Случалось, что кто-нибудь из моих одноклассников-гимназистов, в момент, когда мы проходили по главной улице города, тыкал меня под ребра пальцем и указывал на живую куклу с лицом, размалеванным всеми цветами радуги. Девицы эти напоминали чучела каких-то пестреньких зверушек, поднятых на задние лапки для наилучшей демонстрации забавной мордочки. И в самом деле, каждая из них выставляла себя на всеобщее обозрение, точно павлин, прогуливающийся с распущенным хвостом по дорожкам зоопарка. Отвращение, которое вызывали у меня эти особи, не было, однако, настолько сильным, чтобы подавить странное мистическое волнение, подымавшееся в душе при виде представительниц древнейшей в мире профессии в ее японском варианте. Я был очень далек от правильного понимания их истинного предназначения, возможно, потому, что Япония в те дни была символом мощи и владычества, а образ повелителя, торгующего собственным телом, как-то не укладывался в моем сознании.
С профессией гейши мне довелось познакомиться лишь значительно позже, а еще через много лет, когда я, можно сказать, уже достиг зрелого возраста, моим глазам впервые предстали женские образы в японском изобразительном искусстве. Это открытие свершилось за пределами Японской империи, где-то в Европе, и результатом его было то, что в моем собственном доме, в святом граде Иерусалиме, появились наконец альбомы репродукций работ японских живописцев и ваятелей. В одном из них можно увидеть богиню Кисакаи-химэ, выточенную из красного дерева в XII веке, в эпоху Фудзивара. Увенчанная короной и унизанная всевозможными украшениями, она восседает поверх чаши, наполненной фруктами. В другом альбоме хранится трепетный образ девушки со скрещенными ногами, запечатленный гением Даинци Ниаубаи. Девушка нарисована на шелке красками столь нежными, столь чарующими и ускользающими, что кажется почти нереальной. Припоминается мне и очаровательная куртизанка XVIII века, начертанная единым взмахом божественно легкого пера Оставы на прозрачно-тонком листе бумаги в черно-серых тонах. А сейчас, когда я пишу эти строки, перед моими глазами стоит литография бюста прекрасной дамы в кимоно работы удивительного Китагавы Утамаро.

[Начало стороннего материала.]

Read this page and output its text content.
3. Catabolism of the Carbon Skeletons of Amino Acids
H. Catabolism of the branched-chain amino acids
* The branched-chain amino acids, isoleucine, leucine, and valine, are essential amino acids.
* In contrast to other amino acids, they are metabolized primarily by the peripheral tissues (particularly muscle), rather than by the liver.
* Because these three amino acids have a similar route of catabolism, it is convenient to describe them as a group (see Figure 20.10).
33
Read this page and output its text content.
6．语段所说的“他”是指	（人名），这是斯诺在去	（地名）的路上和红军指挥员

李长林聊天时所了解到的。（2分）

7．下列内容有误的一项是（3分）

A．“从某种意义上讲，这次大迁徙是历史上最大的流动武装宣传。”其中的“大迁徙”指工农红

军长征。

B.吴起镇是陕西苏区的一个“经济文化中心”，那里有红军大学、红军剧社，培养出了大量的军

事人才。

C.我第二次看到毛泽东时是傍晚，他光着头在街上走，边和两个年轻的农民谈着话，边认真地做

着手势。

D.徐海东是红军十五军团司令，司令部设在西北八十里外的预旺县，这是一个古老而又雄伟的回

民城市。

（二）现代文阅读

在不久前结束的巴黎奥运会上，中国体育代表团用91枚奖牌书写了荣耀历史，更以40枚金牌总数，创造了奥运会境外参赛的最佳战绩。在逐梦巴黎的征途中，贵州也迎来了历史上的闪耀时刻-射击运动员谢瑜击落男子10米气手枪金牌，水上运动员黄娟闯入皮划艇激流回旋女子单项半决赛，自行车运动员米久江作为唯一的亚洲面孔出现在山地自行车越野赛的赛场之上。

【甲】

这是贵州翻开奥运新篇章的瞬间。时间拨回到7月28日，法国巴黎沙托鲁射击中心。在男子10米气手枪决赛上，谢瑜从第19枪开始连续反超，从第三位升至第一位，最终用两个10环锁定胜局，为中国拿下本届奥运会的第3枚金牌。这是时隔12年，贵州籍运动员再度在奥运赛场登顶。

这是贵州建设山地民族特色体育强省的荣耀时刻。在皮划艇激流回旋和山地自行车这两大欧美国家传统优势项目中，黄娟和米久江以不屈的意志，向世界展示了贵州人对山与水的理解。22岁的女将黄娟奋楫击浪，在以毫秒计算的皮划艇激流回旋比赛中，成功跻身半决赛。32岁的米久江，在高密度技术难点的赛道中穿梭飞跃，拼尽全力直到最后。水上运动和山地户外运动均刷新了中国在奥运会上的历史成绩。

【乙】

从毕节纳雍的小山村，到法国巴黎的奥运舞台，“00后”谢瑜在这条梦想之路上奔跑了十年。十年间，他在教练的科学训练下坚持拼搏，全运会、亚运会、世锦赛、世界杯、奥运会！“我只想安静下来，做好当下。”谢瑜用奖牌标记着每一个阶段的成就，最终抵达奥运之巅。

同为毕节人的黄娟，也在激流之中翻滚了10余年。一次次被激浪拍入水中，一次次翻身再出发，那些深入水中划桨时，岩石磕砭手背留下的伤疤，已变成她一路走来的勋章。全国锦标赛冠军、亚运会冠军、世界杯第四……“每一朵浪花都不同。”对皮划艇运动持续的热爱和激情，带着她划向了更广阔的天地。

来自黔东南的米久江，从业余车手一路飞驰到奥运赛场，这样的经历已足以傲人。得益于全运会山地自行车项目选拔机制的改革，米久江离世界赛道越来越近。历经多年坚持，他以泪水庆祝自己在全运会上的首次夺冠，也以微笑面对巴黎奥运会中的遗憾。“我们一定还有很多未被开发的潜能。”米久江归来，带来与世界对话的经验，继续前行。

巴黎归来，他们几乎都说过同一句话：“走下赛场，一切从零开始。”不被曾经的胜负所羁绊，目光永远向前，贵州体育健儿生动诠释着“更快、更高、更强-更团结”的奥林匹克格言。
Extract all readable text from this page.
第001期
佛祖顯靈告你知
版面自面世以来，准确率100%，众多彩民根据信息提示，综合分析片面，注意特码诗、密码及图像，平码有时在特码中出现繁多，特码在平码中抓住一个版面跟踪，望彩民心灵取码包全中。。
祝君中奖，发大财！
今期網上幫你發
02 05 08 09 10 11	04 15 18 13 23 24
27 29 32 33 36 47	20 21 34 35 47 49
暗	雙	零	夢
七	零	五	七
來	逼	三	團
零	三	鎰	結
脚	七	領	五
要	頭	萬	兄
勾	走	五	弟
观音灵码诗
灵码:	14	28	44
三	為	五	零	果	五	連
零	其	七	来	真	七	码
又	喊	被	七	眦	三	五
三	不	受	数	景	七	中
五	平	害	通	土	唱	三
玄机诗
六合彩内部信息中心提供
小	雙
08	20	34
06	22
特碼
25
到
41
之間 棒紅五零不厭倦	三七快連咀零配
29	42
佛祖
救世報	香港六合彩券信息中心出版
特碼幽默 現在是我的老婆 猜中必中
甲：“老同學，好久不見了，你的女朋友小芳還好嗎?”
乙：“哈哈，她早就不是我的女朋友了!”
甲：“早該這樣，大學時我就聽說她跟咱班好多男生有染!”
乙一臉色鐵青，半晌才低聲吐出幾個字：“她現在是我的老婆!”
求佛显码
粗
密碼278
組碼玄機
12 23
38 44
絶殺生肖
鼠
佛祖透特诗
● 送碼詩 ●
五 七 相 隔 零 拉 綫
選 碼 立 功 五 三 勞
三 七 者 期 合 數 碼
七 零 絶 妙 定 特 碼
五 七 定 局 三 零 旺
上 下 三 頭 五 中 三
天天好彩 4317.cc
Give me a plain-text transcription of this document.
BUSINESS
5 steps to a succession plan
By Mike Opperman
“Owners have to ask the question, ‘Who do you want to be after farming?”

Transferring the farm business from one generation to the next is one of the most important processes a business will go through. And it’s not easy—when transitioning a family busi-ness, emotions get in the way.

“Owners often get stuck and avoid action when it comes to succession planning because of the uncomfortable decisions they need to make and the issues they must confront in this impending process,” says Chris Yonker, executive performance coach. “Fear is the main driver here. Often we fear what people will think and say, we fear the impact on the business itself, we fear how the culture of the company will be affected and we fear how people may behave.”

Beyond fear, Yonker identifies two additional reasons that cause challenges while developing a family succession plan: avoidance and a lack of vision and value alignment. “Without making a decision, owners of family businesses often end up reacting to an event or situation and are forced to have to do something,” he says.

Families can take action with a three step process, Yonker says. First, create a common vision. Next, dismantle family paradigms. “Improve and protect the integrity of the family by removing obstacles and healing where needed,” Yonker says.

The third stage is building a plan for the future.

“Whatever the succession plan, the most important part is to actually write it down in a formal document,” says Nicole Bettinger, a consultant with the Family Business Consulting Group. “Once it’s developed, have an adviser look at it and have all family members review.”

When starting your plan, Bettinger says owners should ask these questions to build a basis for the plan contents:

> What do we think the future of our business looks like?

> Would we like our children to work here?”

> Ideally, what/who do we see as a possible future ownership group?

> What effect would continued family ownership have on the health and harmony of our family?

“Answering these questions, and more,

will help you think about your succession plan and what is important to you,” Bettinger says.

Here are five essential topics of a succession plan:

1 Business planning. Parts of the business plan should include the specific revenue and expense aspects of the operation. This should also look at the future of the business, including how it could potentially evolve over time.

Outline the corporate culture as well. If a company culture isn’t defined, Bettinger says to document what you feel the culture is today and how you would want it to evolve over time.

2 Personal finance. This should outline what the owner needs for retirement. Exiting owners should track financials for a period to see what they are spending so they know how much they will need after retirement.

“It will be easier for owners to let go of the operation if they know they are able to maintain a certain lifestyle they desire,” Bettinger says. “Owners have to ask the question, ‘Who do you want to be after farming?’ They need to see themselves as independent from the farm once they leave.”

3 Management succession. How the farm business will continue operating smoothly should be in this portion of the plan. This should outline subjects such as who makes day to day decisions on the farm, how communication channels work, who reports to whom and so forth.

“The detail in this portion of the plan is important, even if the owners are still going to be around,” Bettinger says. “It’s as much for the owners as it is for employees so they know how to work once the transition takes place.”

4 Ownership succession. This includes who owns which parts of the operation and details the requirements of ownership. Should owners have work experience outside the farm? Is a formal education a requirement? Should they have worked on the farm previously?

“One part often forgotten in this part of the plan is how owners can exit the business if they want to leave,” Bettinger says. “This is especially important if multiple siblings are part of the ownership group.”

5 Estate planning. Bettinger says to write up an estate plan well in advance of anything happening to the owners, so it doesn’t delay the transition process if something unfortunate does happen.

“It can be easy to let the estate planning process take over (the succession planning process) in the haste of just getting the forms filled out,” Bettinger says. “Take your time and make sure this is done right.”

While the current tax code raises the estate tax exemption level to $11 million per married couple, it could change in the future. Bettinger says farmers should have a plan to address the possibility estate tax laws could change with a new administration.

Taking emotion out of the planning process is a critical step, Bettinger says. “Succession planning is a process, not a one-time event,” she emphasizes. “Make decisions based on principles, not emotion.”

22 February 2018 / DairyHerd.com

Эти позднейшие возвышенные переживания, связанные с созерцанием шедевров японского искусства, всегда напоминали мне образ лишь одной земной женщины, и не только образ, но и то волнение, которое я испытывал двенадцатилетним мальчиком, когда украдкой бросал взгляды на предмет своего первого и тайного поклонения. Та единственная, та святая и блудница в одном лице, что сумела перекинуть мостик между тайным и явным, между божественно прекрасным и приземленно низким, между духом и плотью, звалась Сачико.
2
Сачико жила у нас в квартире. По правде говоря, она жила в ней совсем недолго, но факт остается фактом. Кроме Сачико, в это же самое время у нас был и другой квартирант. Звали его Дмитрий Афанасьевич.
Я думаю, нет нужды уточнять, что Сачико была японка, Дмитрий Афанасьевич – русский, а мы – я и моя семья – евреи. Однако, по всей вероятности, следует объяснить, почему мы жили в одной квартире.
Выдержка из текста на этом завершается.